Guidelines for the Use of Editorial Assistance in Assessment Writing

Guidelines for the Use of Editorial Assistance in Assessment Writing
These guidelines are intended to inform Alphacrucis College (AC) staff and students about the extent,
and the nature, of editorial assistance that may be given in the writing of assessments. While the use
of editorial assistance is permitted, the level of assistance must not extend beyond what is permitted
under these guidelines.
These guidelines are based on the Australian Standards for Editing Practice, available at This document has five standards covering the
following topics:
Standard A. Professional practice.
This relates to an editor’s understanding of the stages of the publication process and the
standard practices of the publishing industry.
Standard B. Management and liaison.
This relates to the editor’s management of their own time and resources, and the skills
required to manage an editorial project.
Standard C. Substance and structure.
This relates to an editor ensuring that the form, arrangement, focus and length of a document
are suitable for its purpose.
Standard D. Language and illustrations.
This relates to an editor’s role in ensuring appropriate clarity of expression, voice and tone,
grammar and usage, spelling and punctuation, and illustrations.
Standard E. Completeness and consistency.

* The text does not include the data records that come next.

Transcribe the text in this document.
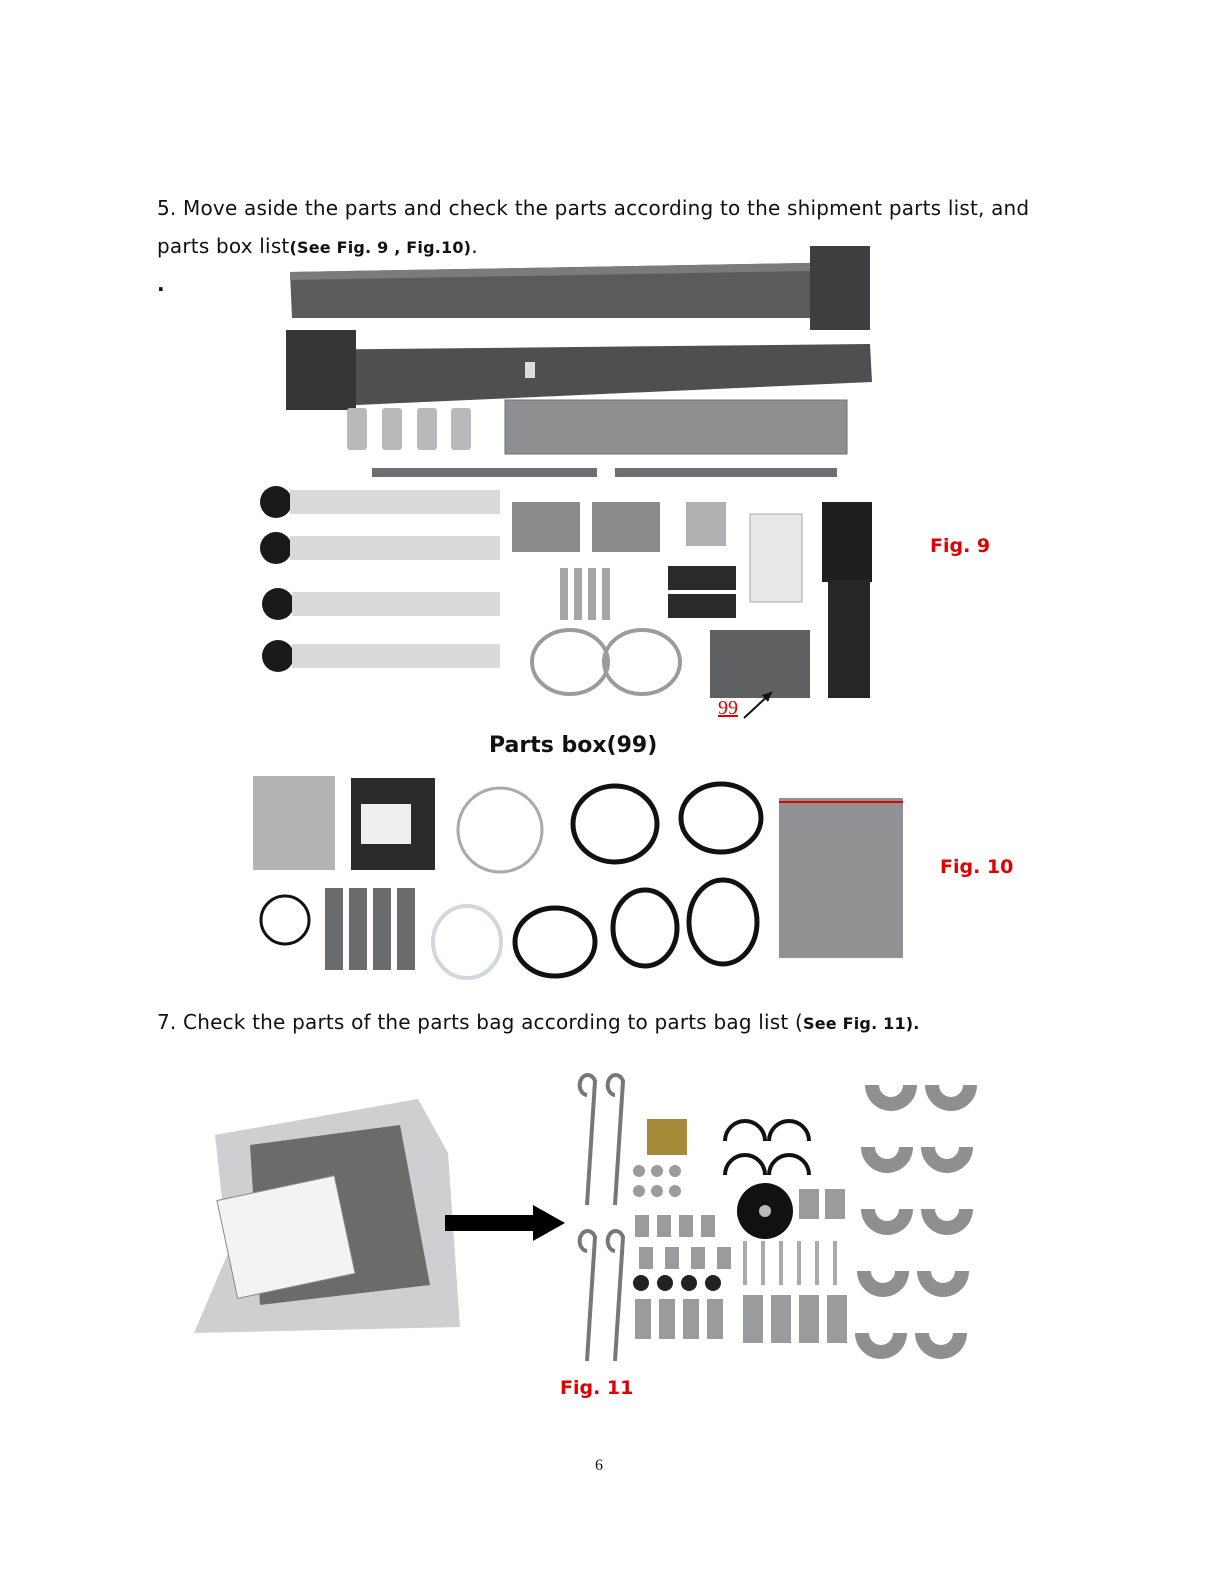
5. Move aside the parts and check the parts according to the shipment parts list, and
parts box list(See Fig. 9 , Fig.10).
.
99
Fig. 9
Parts box(99)
Fig. 10
7. Check the parts of the parts bag according to parts bag list (See Fig. 11).
Fig. 11
6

This relates to an editor’s role in ensuring elements of a document are complete, consistent
and correctly placed.
Application of the Standards at AC:
1. Standards A and B relate to the publication of works and are therefore not usually relevant to
the writing of assessments for AC.
2. Where an editor provides advice on matters of structure (Standard C), exemplars only should
be given. The editor should not restructure or reorder any part of the assessment on the
student’s behalf.
Application: If an editor feels that the overall structure (including form, arrangement, focus
and length) of an assessment requires work, they should not do this on behalf of the student.
The editor can make suggestions using example work that is well structured.
3. Generally, editorial intervention should be restricted to Standard D and Standard E.
Application: Editors can provide comments and suggested corrections on clarity of expression,
voice and tone, grammar, spelling and punctuation, and the formatting of assessments
(related to consistency).
It is important that the editorial process is a learning experience for the student and may be regarded
as part of their education. Consequently, editorial assistance should be rendered on a hard copy of
the assessment - in electronic format it is too easy for the student to accept editorial suggestions
without thinking about their implications.